Bruce Girrell on wed 18 oct 00
I wanted to express my thanks to Ian Currie and the Village Potters Guild of
Plymouth MI for the excellent workshop this past weekend.
It was quite an experience to see Ian's method operate in a mass production
setting*. Making the tiles was the first thing done so that the firing could
get underway. Each group had five participants working together to obtain
ingredients, weigh, mix, measure, and apply the glaze combinations. Despite
people moving everywhere and doing different jobs, this went really smoothly
thanks to good preparation and instruction. The preparation of the test
tiles took about 2 to 2 1/2 hours. The Guild fired the tiles overnight and
we examined them the next day.
After the tiles went into the kilns, Ian explained the theory behind his
method. Using slides, fired test tiles, pottery samples, and a good dash of
humor, he showed how his method has evolved into what it is today. Some of
the glazes that have come out of his experiments are absolutely beautiful.
Although the amount of effort required to prepare the tiles is far from
trivial, the information obtained is most certainly worth it. Glazes
immediately adjacent to one another on the test tiles often had vastly
different qualities. There is _no way_ that these results could have been
anticipated through the use of a glaze calculation program. Many of the more
interesting results were outside the range that produced "good glass" or
else were right on the edge of it (especially the opalescent effects).
Without Ian's systematic approach, you could mix recipe after recipe after
recipe and never stumble upon these beautiful glazes. Yes, it is pretty much
just a fancy line blend, but Ian has taken a lot of the calculation work out
of the process - so much so that I believe that even the complete glaze
novices there understood how to do it by the end of the workshop.

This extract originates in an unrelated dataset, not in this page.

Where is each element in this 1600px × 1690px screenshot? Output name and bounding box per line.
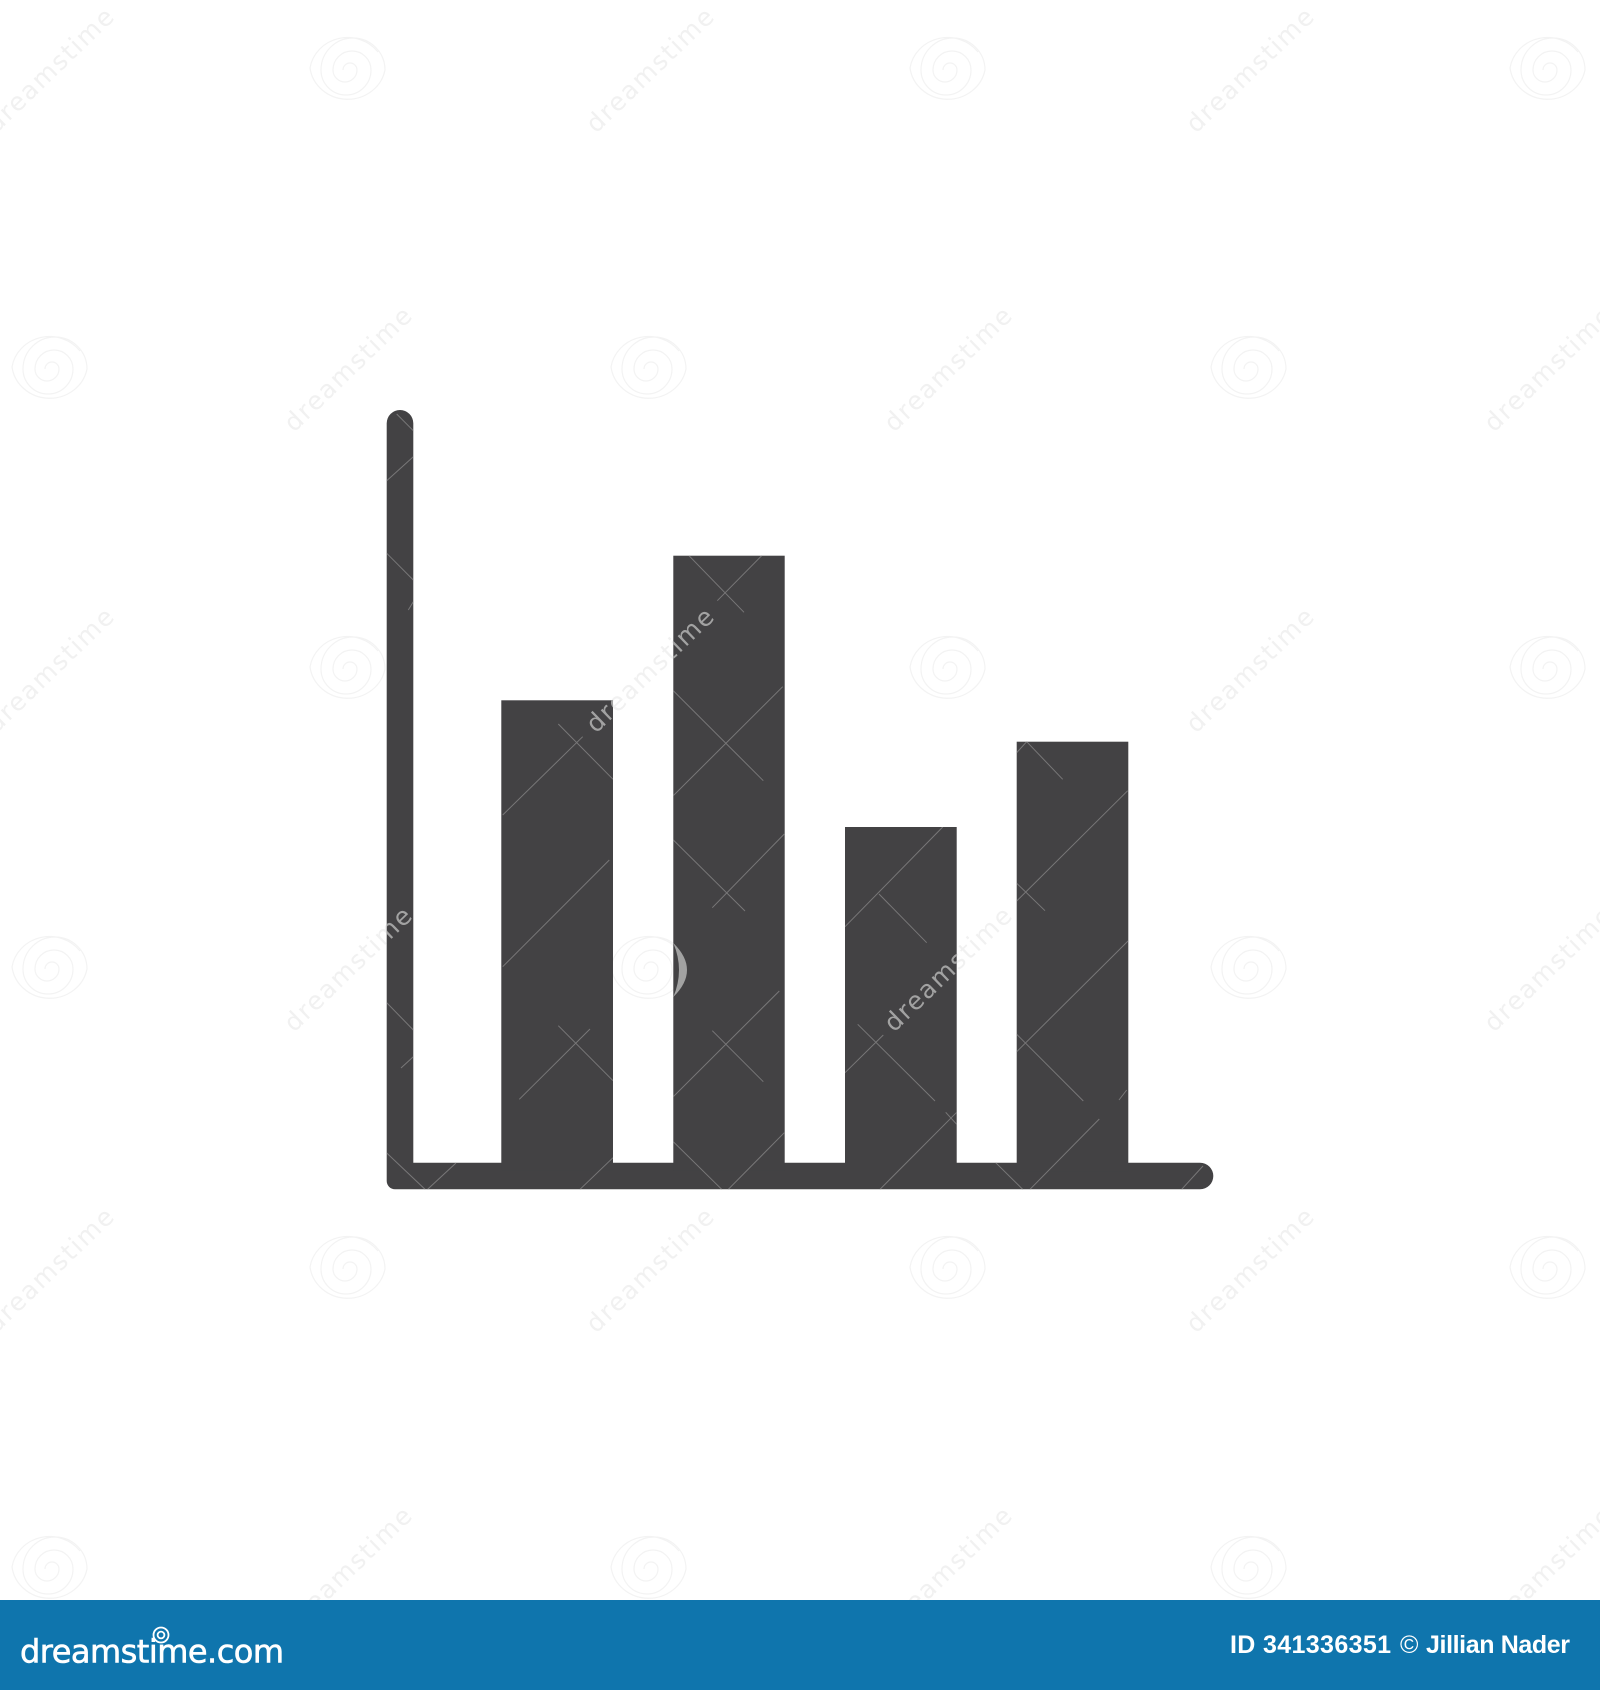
watermark text over chart: dreamstime	[278, 901, 418, 1037]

The most difficult part of Ian's method is deciding what your base set of
fluxes will be. For that, Ian provides some guidelines based on the desired
firing temperature. I believe Hamer and Hamer has a chart that indicates
appropriate fluxes to be used for the different firing ranges, as well.
I doubt that we've seen the last book from Ian. As we were examining the
tiles, it became evident that we were serving as worker bees for a much
larger experiment. As Ian goes from workshop to workshop, he varies his
standard glaze sets bit by bit. With each new firing he expands on his
previous results. You could almost see the gears spinning in his head as he
compared our results to previous glaze sets.
Special thanks go to Nancy Guido, who organized the workshop, Paula (sorry
Paula - I didn't think to get your last name), current Director of the
Village Potters Guild, and to those who helped set up, fire, and clean up.
Bruce and Lynne Girrell
in northern Michigan. Maybe not this next bisque, but surely the one after
that is going to have a batch of test tiles in it. Can't wait to try some
variations on what we've been using.
*There were at least two of us who had worked through Ian's method on our
own prior to the workshop, based on the instructions at Ian's website:
(http://ian.currie.to/). All the technical information that you need is
there. What you get from the workshop that you can't get from the website
are the little things, like how to hold the syringe to better control
application to the tile, why the glaze is applied thin and super thick, etc.